In March 2012, James signed a 7-figure contract with Random House’s Vintage Books. The book sold 10 million copies in six weeks. By the end of 2012, sales hit 70 million copies worldwide.
The series’ humble origins are surprising given its record-breaking success. Since its mainstream release in 2012, “Fifty Shades” has sold over 100 million copies worldwide and launched an entire genre known as “mummy porn.” It has been translated into 52 different languages and the long-awaited film adaptation, which premiered on Valentines Day, raked in $US94 million on its opening weekend — a Presidents’ Day record.
Supporters of fan fiction have mixed feelings about the book’s overwhelming success.
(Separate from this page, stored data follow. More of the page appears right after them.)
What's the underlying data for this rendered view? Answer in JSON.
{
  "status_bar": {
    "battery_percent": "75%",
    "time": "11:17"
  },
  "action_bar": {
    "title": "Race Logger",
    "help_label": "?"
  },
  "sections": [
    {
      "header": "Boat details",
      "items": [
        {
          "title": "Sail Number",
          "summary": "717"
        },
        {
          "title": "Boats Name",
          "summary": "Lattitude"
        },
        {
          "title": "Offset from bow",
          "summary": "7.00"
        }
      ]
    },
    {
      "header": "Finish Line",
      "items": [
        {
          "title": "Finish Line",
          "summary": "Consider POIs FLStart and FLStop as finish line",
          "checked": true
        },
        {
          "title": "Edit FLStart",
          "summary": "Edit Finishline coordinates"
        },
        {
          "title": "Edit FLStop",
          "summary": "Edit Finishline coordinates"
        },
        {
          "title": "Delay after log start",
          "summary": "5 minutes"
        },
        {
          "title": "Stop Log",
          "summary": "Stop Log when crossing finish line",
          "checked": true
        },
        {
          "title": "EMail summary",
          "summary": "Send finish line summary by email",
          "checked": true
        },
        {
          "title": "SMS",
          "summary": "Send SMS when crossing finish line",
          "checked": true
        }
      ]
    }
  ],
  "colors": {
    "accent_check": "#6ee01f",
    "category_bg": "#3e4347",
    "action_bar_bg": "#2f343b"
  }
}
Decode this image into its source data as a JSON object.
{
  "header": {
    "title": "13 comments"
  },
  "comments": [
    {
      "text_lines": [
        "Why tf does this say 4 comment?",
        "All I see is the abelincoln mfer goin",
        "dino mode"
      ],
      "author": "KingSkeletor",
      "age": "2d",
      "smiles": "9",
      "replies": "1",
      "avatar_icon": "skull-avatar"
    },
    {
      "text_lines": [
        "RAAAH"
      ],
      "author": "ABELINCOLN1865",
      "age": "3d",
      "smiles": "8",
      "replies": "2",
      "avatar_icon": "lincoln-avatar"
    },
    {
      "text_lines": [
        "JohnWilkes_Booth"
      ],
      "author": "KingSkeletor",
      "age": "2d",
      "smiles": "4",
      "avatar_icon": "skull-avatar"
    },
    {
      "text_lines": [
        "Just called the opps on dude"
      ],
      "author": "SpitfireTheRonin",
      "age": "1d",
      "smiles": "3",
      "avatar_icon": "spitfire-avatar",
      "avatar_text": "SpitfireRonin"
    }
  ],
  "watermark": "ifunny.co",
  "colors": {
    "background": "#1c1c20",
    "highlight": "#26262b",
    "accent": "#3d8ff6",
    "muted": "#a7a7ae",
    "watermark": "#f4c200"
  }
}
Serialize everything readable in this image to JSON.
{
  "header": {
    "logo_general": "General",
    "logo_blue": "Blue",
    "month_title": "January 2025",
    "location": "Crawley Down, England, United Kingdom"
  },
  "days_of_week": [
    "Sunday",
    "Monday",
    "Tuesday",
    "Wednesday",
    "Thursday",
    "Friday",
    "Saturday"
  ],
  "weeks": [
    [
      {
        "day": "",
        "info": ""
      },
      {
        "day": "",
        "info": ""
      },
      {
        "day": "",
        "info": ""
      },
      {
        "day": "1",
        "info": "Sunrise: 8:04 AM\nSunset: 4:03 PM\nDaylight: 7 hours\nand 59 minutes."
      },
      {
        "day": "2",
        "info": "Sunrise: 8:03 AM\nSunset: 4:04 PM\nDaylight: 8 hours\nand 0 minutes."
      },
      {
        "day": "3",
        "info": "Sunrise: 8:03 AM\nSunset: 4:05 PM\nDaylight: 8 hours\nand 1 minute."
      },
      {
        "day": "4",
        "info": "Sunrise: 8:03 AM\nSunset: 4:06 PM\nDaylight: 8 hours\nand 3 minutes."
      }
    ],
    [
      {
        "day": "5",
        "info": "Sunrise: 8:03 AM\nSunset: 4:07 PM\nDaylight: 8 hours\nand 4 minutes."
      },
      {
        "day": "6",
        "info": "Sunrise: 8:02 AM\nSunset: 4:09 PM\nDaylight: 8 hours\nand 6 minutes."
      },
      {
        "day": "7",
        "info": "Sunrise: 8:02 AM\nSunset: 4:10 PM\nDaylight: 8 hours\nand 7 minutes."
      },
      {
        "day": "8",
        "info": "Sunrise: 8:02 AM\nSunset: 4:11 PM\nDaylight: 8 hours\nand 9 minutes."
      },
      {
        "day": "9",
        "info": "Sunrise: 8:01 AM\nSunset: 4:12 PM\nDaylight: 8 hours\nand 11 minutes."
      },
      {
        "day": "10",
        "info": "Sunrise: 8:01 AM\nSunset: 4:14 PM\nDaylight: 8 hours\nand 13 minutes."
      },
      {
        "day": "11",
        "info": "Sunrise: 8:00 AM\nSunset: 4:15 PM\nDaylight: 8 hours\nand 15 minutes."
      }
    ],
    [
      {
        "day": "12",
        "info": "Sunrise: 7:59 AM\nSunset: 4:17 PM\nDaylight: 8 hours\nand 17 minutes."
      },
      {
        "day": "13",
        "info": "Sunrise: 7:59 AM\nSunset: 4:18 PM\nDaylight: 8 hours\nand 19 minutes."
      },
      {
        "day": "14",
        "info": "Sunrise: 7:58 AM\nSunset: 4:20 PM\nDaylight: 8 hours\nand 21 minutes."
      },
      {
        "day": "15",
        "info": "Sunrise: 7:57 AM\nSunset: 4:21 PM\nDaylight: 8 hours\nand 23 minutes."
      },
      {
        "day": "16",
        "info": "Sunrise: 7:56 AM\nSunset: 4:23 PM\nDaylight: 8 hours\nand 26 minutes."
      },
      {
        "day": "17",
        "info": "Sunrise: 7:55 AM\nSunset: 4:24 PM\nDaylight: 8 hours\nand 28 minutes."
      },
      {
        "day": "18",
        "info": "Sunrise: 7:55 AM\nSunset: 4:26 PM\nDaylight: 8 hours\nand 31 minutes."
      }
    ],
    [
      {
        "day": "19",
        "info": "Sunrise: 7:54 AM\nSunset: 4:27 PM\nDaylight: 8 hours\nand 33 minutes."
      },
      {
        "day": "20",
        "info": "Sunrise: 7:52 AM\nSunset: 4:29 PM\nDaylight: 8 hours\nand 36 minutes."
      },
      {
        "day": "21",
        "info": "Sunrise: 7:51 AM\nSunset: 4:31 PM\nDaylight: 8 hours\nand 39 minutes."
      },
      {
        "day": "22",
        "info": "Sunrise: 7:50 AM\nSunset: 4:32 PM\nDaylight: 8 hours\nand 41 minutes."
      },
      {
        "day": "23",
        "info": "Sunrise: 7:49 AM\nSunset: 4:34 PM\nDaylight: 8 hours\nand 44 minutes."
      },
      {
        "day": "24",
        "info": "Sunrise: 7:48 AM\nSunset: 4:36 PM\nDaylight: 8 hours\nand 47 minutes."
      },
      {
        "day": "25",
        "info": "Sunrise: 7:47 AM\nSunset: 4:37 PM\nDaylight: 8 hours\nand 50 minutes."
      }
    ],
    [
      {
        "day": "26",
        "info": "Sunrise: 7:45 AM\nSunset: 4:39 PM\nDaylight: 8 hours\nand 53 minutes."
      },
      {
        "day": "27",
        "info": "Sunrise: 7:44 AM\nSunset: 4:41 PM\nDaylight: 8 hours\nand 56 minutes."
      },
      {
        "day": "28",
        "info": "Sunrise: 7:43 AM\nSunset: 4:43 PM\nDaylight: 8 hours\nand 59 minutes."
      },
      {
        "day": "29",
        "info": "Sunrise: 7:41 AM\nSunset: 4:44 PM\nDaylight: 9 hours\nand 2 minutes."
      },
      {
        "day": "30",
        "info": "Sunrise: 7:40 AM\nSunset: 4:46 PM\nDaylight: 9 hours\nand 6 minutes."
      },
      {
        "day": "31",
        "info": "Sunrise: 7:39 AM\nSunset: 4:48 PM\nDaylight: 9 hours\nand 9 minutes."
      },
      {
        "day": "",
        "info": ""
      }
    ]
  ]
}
Some feel that fan fiction is not supposed to be profitable, and that James betrayed the community and its values by signing a book deal with such a major publisher.
“It wasn’t the first fan fiction to be published, by any means, but it was the first that was so big and so popular and got so much attention,” Jamison told CBC.
Still, others are hopeful that James’ success will set a precedent for writers of fan fiction to gain respect among the literary elite. Many publishers now scout potential clients through fan fiction sites.
“There were definitely editors that said they thought [fan] fic was over, which I think is funny in retrospect,” Holly Root, a literary agent at Waxman Leavell in New York, told Vanity Fair. “That was 2012, and how many deals have there been since then?”